Last week I was up in Stratford-upon-Avon for a couple of days to attend #Britgrad2015 Shakespeare Conference. I had a fantastic time listening to some thought-provoking papers, and presenting my own – and to my great surprise I won the 2nd prize in the Liz Ketterer Award for best abstract!
Part of the reason for this, I’m sure, is the fact that I was talking about bears. Everyone likes bears. We grow up with smiling teddies that sit at the end of our beds. We are a nation obsessed with making this ferocious predator seem as tubby, bumbling and well-meaning as possible: think of Pooh, Paddington and Rupert. There’s something very strange about the fact we teach children to re-imagine the wild and savage as comforting and cuddly…
Anyway, my presentation was about one very specific aspect of the British relationship with bears: the Elizabethan Beargarden. This was a theatre first called the Paris Gardens, then rebuilt as the Hope Theatre, but always locally called the Beargarden. Crowds gathered there to watch bear-baiting: a bear would be fastened, via a long chain around its neck, to a stake in the middle of a pit of sand and earth. It would then be attacked by dogs (usually mastiffs or bulldogs bred for this sport). The sport was in seeing who would come out best, and huge sums of money were sometimes gambled on the outcome:
“Meet Messieurs Sackerson (a bear most famous, as advertised in the Merry Wives of Windsor), Ned Whiting, George Stone, Tom of Lincoln. See Samson lash against the furious whips, and watch Nan Stiles, Moll Cutpurse, and Bess of Bromley take on our fierce mastiffs. New this season, crowd-favourite Harry Hunks had been blinded to add to the excitement.”
All this took place in Southwark, which was essentially the red-light district of the Tudor age – a place outside the city limits where all the things that were illegal inside the main city seemed to flourish: prostitution, gambling, and theatre. What is interesting is that bear-baiting and plays took place in these same theatres: with plays on Mondays and Wednesdays, and bears on Tuesdays and Thursdays. Shakespeare’s most famous stage-direction, “Exit, pursued by a bear”, might very easily have been taken literally on these stages.
My paper took a virtual tour of the world of bear-baiting. I talked about how Shakespeare notes that bear fail the mirror test (unlike chimps, elephants and magpies who can recognise their own reflection), and how bear-baiting was enjoyed by all classes in Tudor and Elizabethan England.
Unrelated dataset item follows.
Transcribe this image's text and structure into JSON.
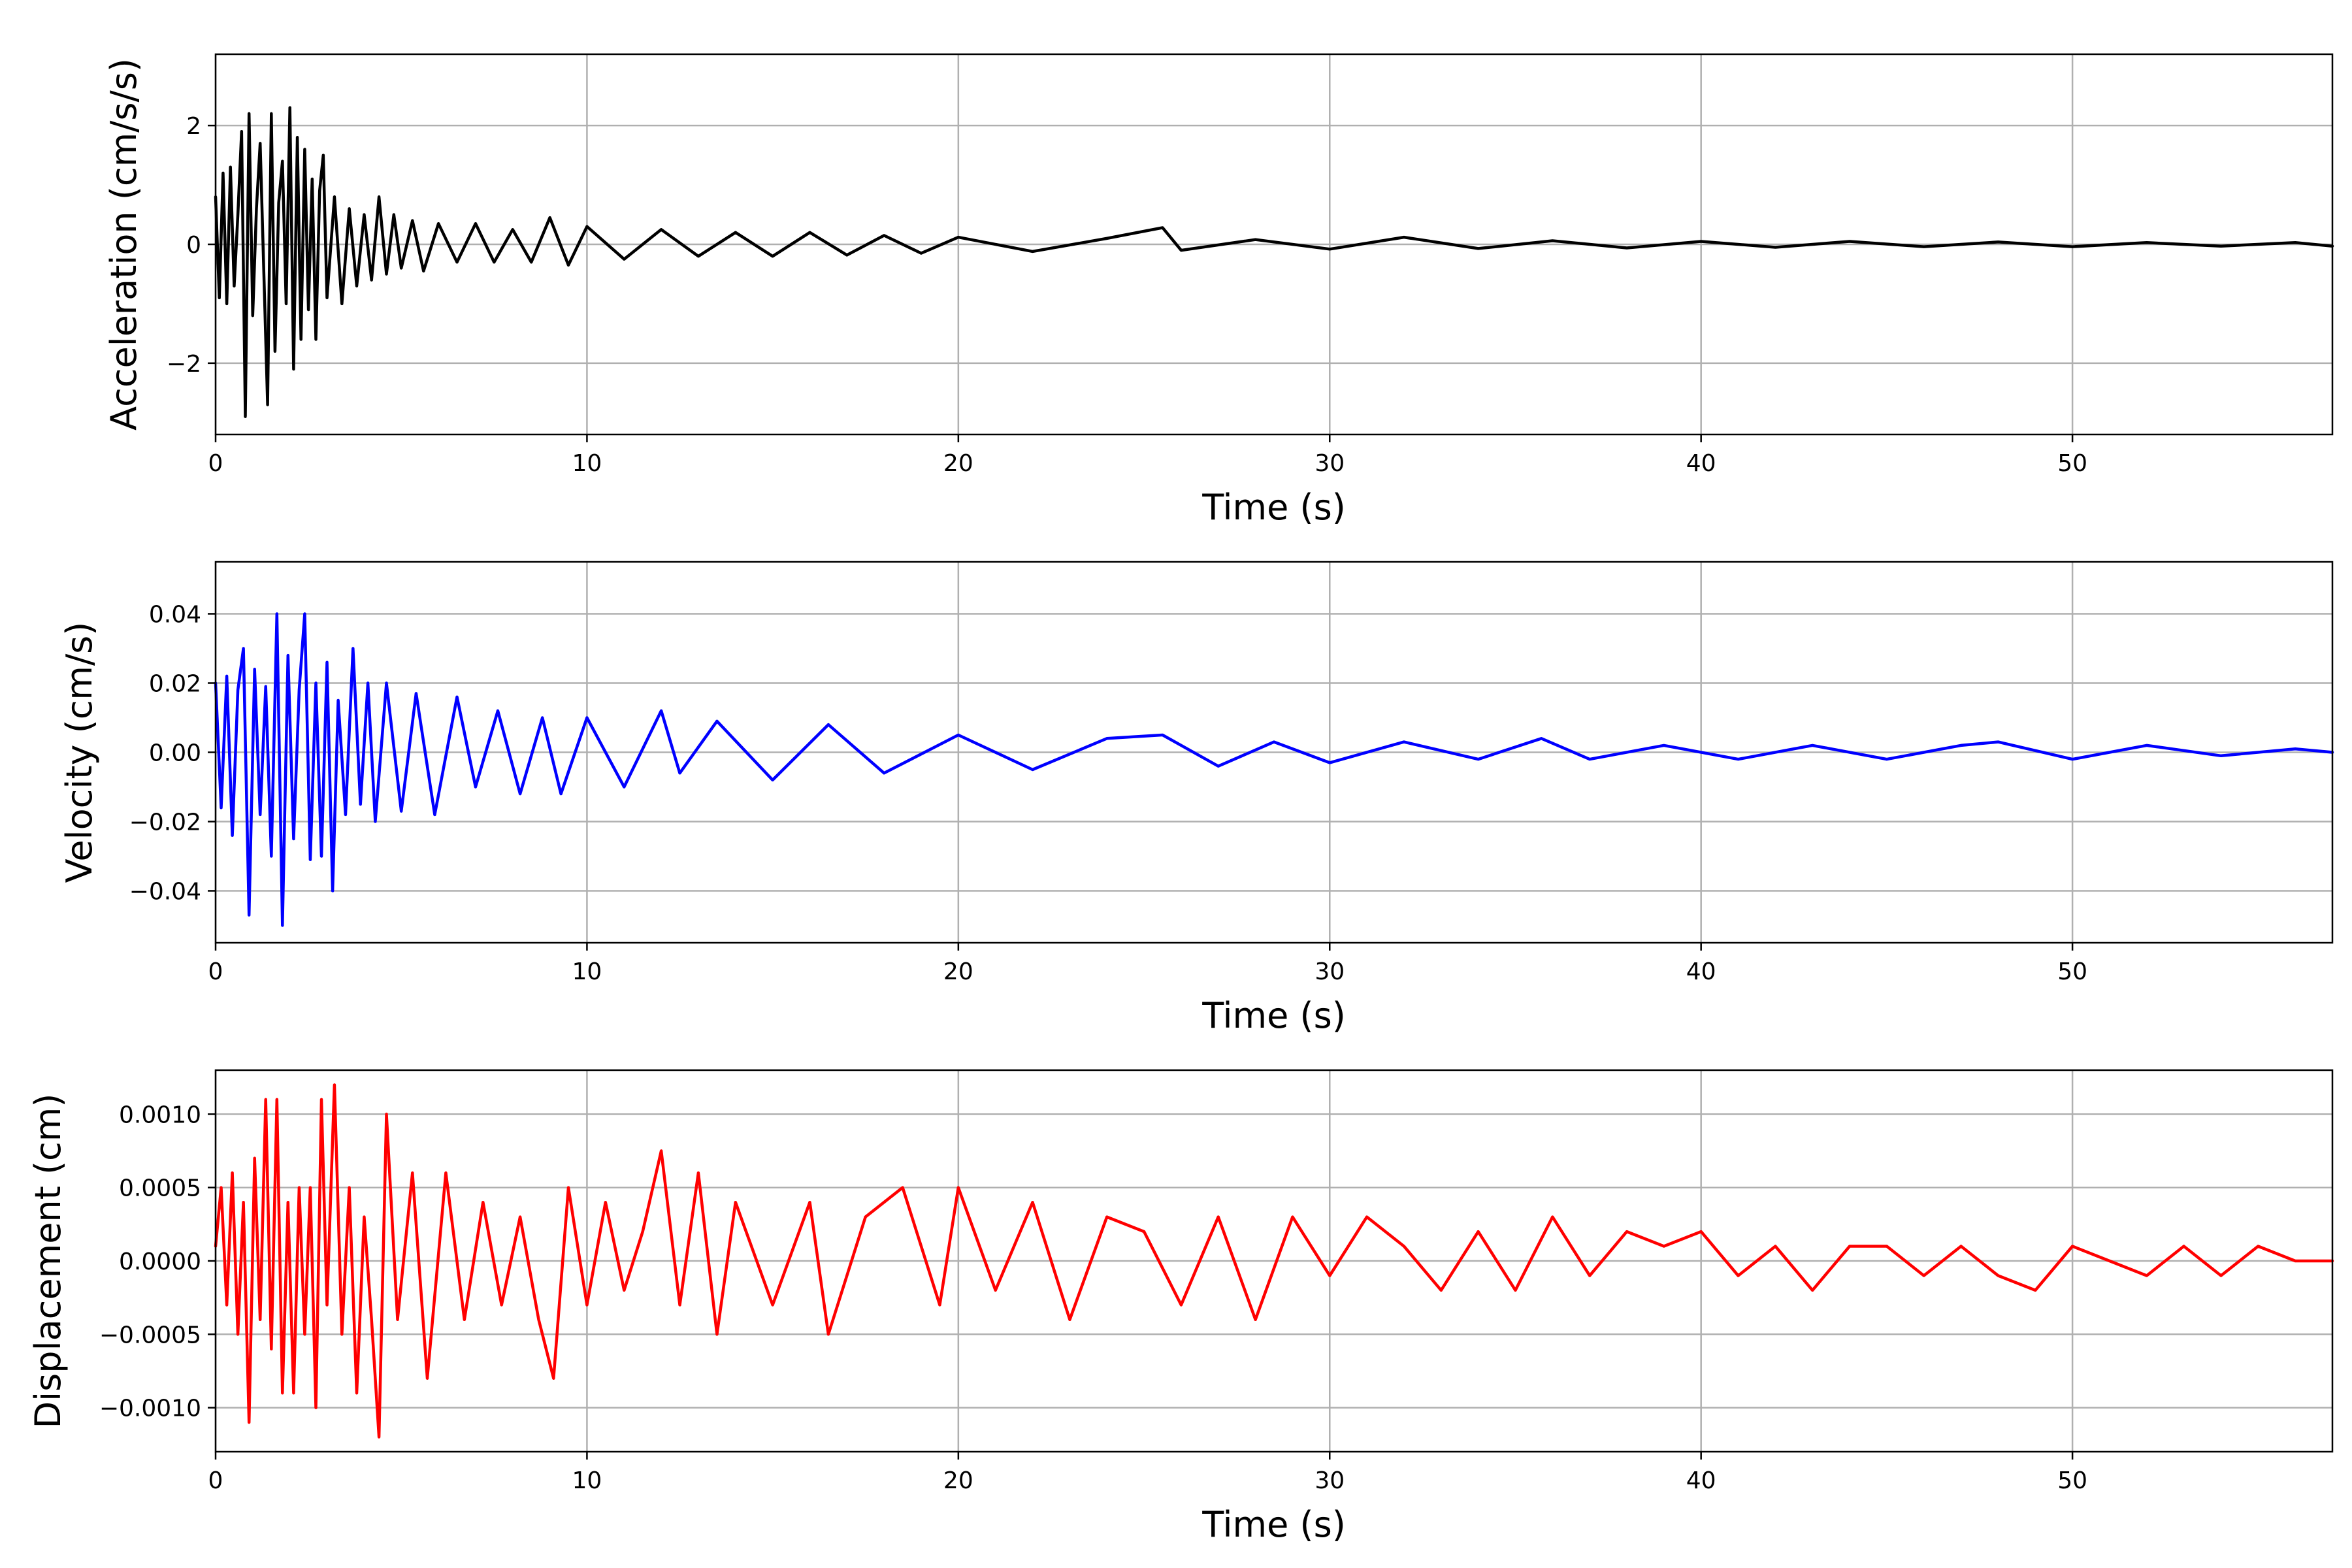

I discussed the polar bear in the Tower of London and the bear given to Princess Anne by Khrushchev. I talked about the Puritans who cursed the Beargarden and saw its collapse as a message from God. I talked about the best ‘prize-fighter’ bears being paraded in the streets to advertise the shows, and the town that spent the money it had scrimped and saved for a new Bible on a fighting bear instead.
I also talked about the weird statistical anomaly that suggests that you were more likely to get killed by a rampaging bear escaped from the Beargarden enclosures if your name was Agnes!